Vagina bukanlah semata-mata hanya sebuah bagian organ untuk berhubungan intim saja. Namun kondisi Miss V yang sehat juga akan membantu untuk mencerminkan apakah kesehatan secara umum juga baik. Berikut akan kami sampaikan apa saja yang bisa mempengaruhi kondisi vagina dan bagaimana menjaganya. woman-nose-mouth-636 Apa saja yang mempengaruhi kesehatan sang organ intim? Vagina adalah sebuah bagian organ reproduksi yang berbentuk saluran dengan dinding yang terdiri dari otot. Bagian organ intim ini berawal dari bagian luar organ reproduksi sampai ke pintu leher rahim atau serviks. Hal-hal berikut ini bisa mempengaruhi kondisinya:
  • Keadaan hormon. Perubahan hormonal normal pada wanita dapat mempengaruhi sang organ intim. Penurunan estrogen dapat menyebabkan penipisan vagina sehingga dapat menyebabkan nyeri saat berhubungan atau dispareunia.

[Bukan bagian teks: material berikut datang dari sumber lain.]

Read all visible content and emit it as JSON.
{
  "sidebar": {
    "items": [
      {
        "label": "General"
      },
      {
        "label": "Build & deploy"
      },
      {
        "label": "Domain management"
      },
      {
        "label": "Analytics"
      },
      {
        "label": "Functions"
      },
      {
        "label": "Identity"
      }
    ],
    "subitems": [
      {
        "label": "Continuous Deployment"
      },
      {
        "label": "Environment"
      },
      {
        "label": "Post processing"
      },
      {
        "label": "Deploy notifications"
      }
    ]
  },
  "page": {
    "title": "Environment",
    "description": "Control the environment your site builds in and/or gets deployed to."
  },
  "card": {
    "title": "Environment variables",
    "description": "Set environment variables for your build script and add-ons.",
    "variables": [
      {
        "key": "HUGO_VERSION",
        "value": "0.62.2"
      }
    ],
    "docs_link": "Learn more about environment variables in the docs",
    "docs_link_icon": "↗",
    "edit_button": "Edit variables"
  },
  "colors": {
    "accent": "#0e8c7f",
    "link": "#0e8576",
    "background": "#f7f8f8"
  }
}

  • Usia yang menua, terutama setelah menopause. Otot vagina akan kehilangan daya elastisitasnya.
  • Hubungan intim yang tidak aman. Penyakit menular saat berhubungan intim bisa menyebabkan gangguan pada organ intim ini.

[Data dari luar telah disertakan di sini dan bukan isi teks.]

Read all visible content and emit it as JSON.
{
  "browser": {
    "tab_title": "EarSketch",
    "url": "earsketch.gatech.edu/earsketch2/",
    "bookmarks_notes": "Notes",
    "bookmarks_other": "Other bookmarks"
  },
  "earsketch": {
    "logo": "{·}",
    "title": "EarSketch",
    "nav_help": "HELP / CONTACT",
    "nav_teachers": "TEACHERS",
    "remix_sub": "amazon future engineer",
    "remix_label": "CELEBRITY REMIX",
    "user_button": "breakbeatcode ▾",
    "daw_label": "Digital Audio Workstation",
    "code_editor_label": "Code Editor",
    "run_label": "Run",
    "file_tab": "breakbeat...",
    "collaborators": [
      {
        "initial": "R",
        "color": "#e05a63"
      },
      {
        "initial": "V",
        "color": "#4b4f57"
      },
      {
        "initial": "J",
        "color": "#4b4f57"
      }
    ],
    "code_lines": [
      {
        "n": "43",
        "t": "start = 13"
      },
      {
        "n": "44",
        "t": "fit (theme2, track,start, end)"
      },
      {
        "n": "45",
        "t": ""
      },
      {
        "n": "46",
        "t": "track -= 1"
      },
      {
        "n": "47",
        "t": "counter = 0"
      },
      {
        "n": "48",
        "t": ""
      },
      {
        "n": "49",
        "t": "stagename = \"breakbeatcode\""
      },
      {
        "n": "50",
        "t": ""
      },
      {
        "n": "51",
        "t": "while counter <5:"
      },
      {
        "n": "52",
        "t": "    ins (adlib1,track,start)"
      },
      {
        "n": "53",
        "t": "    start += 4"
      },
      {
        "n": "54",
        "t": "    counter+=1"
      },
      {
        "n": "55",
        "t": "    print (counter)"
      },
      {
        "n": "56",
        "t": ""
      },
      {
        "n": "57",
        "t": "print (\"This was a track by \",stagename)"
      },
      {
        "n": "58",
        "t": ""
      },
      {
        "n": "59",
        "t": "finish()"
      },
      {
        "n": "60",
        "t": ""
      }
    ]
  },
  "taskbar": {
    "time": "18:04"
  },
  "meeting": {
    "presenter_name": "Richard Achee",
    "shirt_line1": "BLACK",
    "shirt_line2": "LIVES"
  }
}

  • Hubungan intim yang terlalu agresif dan gangguan panggul bisa menyebabkan cedera pada organ intim ini.
  • Produk kontrasepsi seperti spermisida dan cincin vagina dapat menyebabkan iritasi.
  • Kehamilan dan persalinan. Pada saat kehamilan terjadi perubahan hormon. Pada saat persalinan bisa saja terjadi robekan pada dinding vagina. Persalinan normal (persalinan per vaginam) juga dapat mempengaruhi kekuatan otot vagina.
  • Masalah psikis. Pada wanita yang cemas dapat menyebabkan gangguan tidak nyaman saat berhubungan intim dan menyebabkan cedera.
  Penyakit atau gangguan kesehatan yang sering terjadi Beberapa penyakit dan gangguan kesehatan bisa menyebabkan gangguan pada Miss V seperti masalah hubungan intim, infeksi penyakit menular, radang vagina (vaginitis), masalah panggul, dan beberapa masalah lokal seperto kista vagina dan kanker vagina yang jarang terjadi. Dok, apa saja tanda yang perlu saya waspadai? Anda perlu tahu bahwa jika Anda menemukan tanda-tanda atau gejala berikut ini, periksakan ke dokter:
  • Adanya benjolan pada vagina
  • Adanya rasa nyeri yang berasal dari vagina
  • Adanya perdarahan atau cairan yang keluar dari vagina
  • Adanya perubahan warna
  • Adanya bau yang tak sedap
  • Adanya perdarahan mirip haid tetapi terjadi di luar masa haid atau setelah berhubungan intim
Bagaimana menjaga agar tetap sehat? Ayo lakukan hal berikut ini:
  • Berhubungan intim aman dan setia pada pasangan.
  • Perilaku hidup bersih dan sehat. Jangan menggunakan obat semprot, parfum, sabun sembarangan pada vagina.
  • Lakukan senam Kegel. Senam ini bisa membantu mengencangkan otot vagina.
  • Vaksinasi untuk mencegah infeksi virus HPV.
  • Terus periksa keadaan Miss V secara teratur, bila ada yang dirasa berbeda, periksakan ke dokter.
Referensi
  1. Mayo Clinic. Vagina: What's normal, what's not.